Other lucrative contracts soon followed, with the likes of the Internal Revenue Service's customer-service center in Fresno, one of the government's main repositories for tax returns, and the Federal Reserve.
Seven months later, federal investigators became suspicious. In April, the Fed decided to launch a covert test of the DDADE dogs and handlers, sending vehicles containing 50 pounds of dynamite and 15 pounds of C-4, a plastic explosive used in the bombing of the U.S. destroyer Cole, into different driveway entrances at Fed headquarters.
"The DDADE dog teams failed to detect the explosives, and the vehicles were permitted to enter" Fed parking facilities, according to the indictment.
Later, the Justice Department's Bureau of Alcohol, Tobacco and Firearms was called in to conduct testing of the six DDADE dogs on watch at the State Department, and they failed the sniff test, too.
"He makes a big issue about how all his handlers had 400 hours of classroom training," said Pete Cheston, a former special forces soldier in Vietnam, who acquired a franchise from Ebersole a few years ago. "We were with him two years. We never got one hour." He said the only training he received was being told "how to feed his dogs."

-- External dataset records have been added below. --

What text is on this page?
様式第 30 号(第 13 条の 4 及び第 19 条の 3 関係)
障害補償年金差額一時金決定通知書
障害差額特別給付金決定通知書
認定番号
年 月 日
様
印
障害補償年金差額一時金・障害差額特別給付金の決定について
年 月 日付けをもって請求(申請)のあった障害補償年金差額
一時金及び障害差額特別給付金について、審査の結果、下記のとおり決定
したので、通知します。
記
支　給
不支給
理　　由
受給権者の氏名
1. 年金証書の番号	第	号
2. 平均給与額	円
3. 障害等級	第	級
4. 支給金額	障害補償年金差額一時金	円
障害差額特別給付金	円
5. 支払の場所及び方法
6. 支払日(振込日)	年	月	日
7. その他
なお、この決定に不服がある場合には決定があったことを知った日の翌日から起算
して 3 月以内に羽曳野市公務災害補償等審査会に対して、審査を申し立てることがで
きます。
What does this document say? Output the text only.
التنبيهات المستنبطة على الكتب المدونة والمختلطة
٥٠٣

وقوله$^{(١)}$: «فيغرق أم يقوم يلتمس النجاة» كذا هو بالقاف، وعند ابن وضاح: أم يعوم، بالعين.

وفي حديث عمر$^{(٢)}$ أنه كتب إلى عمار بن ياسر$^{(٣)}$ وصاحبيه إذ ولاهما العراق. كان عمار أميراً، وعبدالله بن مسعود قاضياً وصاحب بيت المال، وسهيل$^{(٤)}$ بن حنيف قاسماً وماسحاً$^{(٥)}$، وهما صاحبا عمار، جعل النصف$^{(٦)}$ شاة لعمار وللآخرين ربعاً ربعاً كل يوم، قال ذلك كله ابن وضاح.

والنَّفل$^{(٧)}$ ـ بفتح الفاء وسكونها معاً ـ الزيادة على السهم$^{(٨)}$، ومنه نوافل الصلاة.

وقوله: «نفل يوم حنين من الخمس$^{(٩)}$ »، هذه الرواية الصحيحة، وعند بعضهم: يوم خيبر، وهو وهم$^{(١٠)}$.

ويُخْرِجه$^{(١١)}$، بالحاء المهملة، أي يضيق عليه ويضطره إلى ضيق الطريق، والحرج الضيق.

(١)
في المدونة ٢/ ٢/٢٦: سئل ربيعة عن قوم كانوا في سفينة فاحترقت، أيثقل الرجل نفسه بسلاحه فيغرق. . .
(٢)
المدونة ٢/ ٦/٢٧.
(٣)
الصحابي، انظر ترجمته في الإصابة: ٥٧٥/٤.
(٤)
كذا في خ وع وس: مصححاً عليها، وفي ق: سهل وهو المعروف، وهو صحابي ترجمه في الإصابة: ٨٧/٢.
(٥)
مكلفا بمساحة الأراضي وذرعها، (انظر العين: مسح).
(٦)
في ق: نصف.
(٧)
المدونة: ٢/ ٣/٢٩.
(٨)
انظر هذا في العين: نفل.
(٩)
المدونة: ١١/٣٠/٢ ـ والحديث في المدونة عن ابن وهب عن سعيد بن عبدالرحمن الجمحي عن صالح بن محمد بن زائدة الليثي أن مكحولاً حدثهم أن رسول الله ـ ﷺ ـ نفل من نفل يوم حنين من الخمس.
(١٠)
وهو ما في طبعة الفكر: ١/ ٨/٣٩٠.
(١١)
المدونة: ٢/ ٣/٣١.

Cheston said that he bid on work in New York after Sept. 11 and that Ebersole "went berserk."
"He said there was money to be made here, and this was not our contract," Cheston said. "He threatened to take our dog away and put us out of business." Cheston subsequently filed suit against Ebersole in Frederick County, Md., state court, seeking the return of his $20,000 dog dealership fee, alleging that Ebersole sold franchises without registering with the state.
FEMA ended up terminating its relationship with the company within a matter of days, about the time Cheston told officials he could no longer work for them because he had lost trust in Ebersole.
Nonetheless, according to the indictment, Ebersole submitted -- and FEMA paid -- a bill for $11,500 to cover various "false expenses," including health examinations for his dogs.